Most relevant and often cited is Herodotus’ anecdote about the Phocaeans’ dealings with king Arganthonios of Tartessos in south-west Iberia, who, in the early sixth century bce, offered them territory to settle in and gave them funds to protect themselves against the encroaching Persians (Hdt. 1.163–165.2). This is precisely the type of local alliance that Greeks and Phoenicians depended on when settling and trading in foreign territories (Capra, pp. 58–9). Herodotus’ interlocutors presented these Phocaeans as the first to discover the Tartessic markets, even though in the seventh century the famous rich merchant Kolaios of Samos claimed as much too (Hdt. 4.152.2–5). As Domínguez Monedero points out, there is no contradiction between the competing anecdotes, as each reflects independent local claims, only later woven into a coherent narrative (p. 19) (see S. Celestino and C. López-Ruiz, Tartessos and the Phoenicians in Iberia [2016], pp. 30–40). These events in fact map onto the changes in Greek relations reflected archaeologically and discussed in the volume: Phocaean or Ionian activity declines in Huelva (the core of archaic Tartessos) after the mid-sixth century (García Alfonso, pp. 147–8), just after Phocaea falls to the Persians, and when, according to Herodotus, Arganthonios had already died. They instead fled to Corsica and other places. But in the colonial sphere of the north-east, Greek success also depended on productive interaction with native groups, such as the Indiketai at Emporion. The exceptional findings of two lead tablets at Emporion and Pech Maho near Narbonne recording commercial transactions feature in several chapters. Written in Greek, but bearing Greek, Iberian and other native, non-Iberian names, they offer a small window into the ‘inter-cultural’ dealings in which Greeks were embedded in the sixth and fifth centuries (esp. Capra, pp. 56–60).
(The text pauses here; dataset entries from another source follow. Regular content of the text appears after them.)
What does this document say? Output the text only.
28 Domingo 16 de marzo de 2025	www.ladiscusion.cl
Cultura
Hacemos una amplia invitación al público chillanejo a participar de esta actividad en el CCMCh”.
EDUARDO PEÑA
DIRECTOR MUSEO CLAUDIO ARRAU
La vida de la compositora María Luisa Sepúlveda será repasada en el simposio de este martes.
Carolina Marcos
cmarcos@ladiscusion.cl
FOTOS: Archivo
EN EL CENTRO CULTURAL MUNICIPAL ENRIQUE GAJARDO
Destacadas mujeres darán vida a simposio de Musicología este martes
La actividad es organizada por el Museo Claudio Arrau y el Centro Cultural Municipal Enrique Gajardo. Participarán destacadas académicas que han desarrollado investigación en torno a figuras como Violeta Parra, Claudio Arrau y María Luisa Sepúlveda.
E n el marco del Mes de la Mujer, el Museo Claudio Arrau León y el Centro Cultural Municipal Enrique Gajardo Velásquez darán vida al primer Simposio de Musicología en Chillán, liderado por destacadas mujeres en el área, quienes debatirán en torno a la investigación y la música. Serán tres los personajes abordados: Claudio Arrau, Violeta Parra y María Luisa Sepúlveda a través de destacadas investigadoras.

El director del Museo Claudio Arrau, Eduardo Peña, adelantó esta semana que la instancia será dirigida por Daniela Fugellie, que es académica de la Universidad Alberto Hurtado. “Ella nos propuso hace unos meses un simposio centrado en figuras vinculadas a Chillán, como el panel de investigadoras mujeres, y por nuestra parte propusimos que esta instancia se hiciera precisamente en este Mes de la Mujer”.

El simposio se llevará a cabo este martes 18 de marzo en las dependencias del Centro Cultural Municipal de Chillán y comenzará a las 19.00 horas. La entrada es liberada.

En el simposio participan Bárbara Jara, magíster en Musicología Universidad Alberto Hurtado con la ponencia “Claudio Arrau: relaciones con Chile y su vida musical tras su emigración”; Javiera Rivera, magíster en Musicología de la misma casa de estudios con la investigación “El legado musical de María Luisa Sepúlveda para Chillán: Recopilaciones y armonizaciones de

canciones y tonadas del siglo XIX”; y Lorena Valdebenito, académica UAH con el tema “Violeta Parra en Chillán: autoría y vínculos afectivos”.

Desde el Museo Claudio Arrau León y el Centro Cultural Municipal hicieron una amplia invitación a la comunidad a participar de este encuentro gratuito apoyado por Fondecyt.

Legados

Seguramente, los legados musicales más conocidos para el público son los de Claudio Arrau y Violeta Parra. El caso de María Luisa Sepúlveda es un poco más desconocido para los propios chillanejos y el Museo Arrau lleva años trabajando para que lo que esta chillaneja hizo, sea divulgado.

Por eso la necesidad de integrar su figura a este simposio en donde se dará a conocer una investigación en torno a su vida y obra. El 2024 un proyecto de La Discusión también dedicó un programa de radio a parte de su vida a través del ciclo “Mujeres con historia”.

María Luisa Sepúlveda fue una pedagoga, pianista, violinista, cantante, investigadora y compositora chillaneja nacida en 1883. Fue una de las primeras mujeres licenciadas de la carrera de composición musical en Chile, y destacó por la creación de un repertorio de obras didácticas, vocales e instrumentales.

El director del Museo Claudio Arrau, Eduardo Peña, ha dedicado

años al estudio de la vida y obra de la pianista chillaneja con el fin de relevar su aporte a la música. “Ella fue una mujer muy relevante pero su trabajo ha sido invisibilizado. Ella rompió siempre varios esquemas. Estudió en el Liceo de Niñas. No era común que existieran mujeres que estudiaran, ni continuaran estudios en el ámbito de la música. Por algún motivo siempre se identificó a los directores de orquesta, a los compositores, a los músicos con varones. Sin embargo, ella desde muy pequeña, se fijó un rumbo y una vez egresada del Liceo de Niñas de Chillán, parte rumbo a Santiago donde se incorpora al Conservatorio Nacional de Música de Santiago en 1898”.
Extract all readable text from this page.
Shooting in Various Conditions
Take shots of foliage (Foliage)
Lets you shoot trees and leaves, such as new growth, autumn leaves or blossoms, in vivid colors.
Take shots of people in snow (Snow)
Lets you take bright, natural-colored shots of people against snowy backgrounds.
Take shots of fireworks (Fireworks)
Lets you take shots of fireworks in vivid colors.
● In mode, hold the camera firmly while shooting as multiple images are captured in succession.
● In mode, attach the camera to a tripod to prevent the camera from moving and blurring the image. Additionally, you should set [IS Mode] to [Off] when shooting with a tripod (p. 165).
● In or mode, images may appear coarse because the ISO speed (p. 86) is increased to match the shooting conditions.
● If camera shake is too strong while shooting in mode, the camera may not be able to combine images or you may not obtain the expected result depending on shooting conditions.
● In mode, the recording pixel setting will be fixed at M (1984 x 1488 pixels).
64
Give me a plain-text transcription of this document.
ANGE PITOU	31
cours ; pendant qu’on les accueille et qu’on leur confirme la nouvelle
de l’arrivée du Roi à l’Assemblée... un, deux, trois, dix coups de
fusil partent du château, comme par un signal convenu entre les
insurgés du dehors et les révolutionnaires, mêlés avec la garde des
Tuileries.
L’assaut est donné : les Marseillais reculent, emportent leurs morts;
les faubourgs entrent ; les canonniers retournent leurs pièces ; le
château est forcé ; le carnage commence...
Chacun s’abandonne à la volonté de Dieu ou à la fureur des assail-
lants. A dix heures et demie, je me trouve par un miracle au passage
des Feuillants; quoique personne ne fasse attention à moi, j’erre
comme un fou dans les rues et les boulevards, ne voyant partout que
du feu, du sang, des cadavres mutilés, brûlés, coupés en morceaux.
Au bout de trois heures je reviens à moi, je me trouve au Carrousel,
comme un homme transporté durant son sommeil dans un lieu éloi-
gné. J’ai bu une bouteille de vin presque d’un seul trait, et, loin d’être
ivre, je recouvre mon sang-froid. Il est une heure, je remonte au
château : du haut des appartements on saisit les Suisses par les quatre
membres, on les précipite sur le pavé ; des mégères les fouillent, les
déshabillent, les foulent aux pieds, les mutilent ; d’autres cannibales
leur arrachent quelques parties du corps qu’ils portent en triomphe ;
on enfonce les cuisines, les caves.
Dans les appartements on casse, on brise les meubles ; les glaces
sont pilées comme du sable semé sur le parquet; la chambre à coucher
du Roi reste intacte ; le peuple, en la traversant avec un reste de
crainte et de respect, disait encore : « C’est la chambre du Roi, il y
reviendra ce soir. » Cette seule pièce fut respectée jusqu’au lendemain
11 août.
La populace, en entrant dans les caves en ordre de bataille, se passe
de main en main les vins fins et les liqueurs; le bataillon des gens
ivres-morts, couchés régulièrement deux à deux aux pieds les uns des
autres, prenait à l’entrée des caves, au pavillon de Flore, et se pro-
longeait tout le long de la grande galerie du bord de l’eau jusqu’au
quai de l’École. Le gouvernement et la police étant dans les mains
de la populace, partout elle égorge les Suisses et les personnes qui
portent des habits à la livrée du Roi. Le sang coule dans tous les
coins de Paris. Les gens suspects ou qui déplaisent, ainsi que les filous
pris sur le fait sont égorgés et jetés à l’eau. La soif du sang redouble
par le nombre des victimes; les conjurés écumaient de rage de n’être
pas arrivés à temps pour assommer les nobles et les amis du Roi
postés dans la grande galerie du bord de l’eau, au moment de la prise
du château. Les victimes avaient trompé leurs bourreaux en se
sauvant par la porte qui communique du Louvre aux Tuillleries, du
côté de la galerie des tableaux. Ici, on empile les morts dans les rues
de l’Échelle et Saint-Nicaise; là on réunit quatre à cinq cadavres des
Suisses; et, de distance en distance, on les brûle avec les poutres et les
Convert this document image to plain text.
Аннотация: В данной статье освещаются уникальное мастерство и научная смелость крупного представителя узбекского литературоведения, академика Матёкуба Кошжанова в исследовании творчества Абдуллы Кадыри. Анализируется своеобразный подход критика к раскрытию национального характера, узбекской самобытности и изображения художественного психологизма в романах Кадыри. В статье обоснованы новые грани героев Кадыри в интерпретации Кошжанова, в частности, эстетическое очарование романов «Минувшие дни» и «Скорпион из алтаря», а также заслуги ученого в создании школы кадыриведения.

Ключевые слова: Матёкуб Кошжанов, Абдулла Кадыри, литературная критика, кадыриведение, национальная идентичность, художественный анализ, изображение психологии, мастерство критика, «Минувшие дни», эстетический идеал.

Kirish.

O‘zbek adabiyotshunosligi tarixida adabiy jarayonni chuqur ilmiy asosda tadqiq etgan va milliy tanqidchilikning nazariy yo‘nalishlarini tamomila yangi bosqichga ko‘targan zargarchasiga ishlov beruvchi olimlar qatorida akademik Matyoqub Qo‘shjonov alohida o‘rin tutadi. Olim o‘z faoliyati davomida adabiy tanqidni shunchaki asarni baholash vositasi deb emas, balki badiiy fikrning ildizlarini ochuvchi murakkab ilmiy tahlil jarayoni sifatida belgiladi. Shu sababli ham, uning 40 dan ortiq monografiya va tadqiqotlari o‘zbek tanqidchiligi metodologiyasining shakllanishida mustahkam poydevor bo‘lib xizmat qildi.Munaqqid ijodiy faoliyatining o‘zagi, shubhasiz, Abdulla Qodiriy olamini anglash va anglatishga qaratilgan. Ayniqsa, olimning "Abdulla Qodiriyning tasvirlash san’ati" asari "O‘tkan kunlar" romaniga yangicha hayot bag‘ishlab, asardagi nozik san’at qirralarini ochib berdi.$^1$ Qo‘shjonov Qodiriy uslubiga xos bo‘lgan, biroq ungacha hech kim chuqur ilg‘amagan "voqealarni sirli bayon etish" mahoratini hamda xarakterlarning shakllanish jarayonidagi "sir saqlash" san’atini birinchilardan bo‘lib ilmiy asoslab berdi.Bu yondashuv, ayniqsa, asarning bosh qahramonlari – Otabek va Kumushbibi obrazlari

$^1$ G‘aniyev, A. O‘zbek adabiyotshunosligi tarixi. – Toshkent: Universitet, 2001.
Two chapters on Magna Graecia bring additional perspectives on what it meant to be Greek in diasporic contexts, despite the lack of explicit comparisons with Iberia. They show how the inhabitants of Velia (Greek Elea) highlighted aspects of their Greek heritage in unique ways, differently from other Italian centres, such as Naples (K. Lomas), and how materials in the hypogea of two Apulian towns show code-switching ‘between various cultural identities in order to navigate and negotiate their way through politics and trade’ (J. Hjarl Petersen, p. 249). Both focus on the Hellenistic and Roman periods, as do the chapters dedicated to Dionysios I of Syracuse (Krasilnikoff) and the chapter on piracy in the central Mediterranean (J.R. Hall). Here the sources’ ambiguity about what constitutes ‘piracy’ as opposed to state-sponsored ‘pillaging’ invites a reflection on the precariousness of migrant communities, depending on where the line between those doing the pillaging and ‘us’ is drawn. The representation of the tyrant of Syracuse as a founding figure (of the Syracusan empire and of new settlements) is relevant here too, reminding us of the diachronic and self-reproducing nature of colonial projects. These four chapters, however, are still misaligned with the Iberia chapters, as they deal with later periods, ‘Hellenistic’ (in the west we might say ‘Punic’) and early Roman. A direct comparison of the contexts of Greeks in Sicily, or synchronous analysis, is lacking.

The volume is a welcome addition to the study of the Greek presence in the central and western Mediterranean, and it fits current trends that emphasise local agency, exchange and negotiation over cultural diffusion and colonial dynamics. It also synthesises scholarship that is largely unavailable in English. The edition, especially on the side of the press, could have been more carefully produced, but readers will find plenty of food for thought and important data in the essays. The editors and authors should be thanked for their efforts.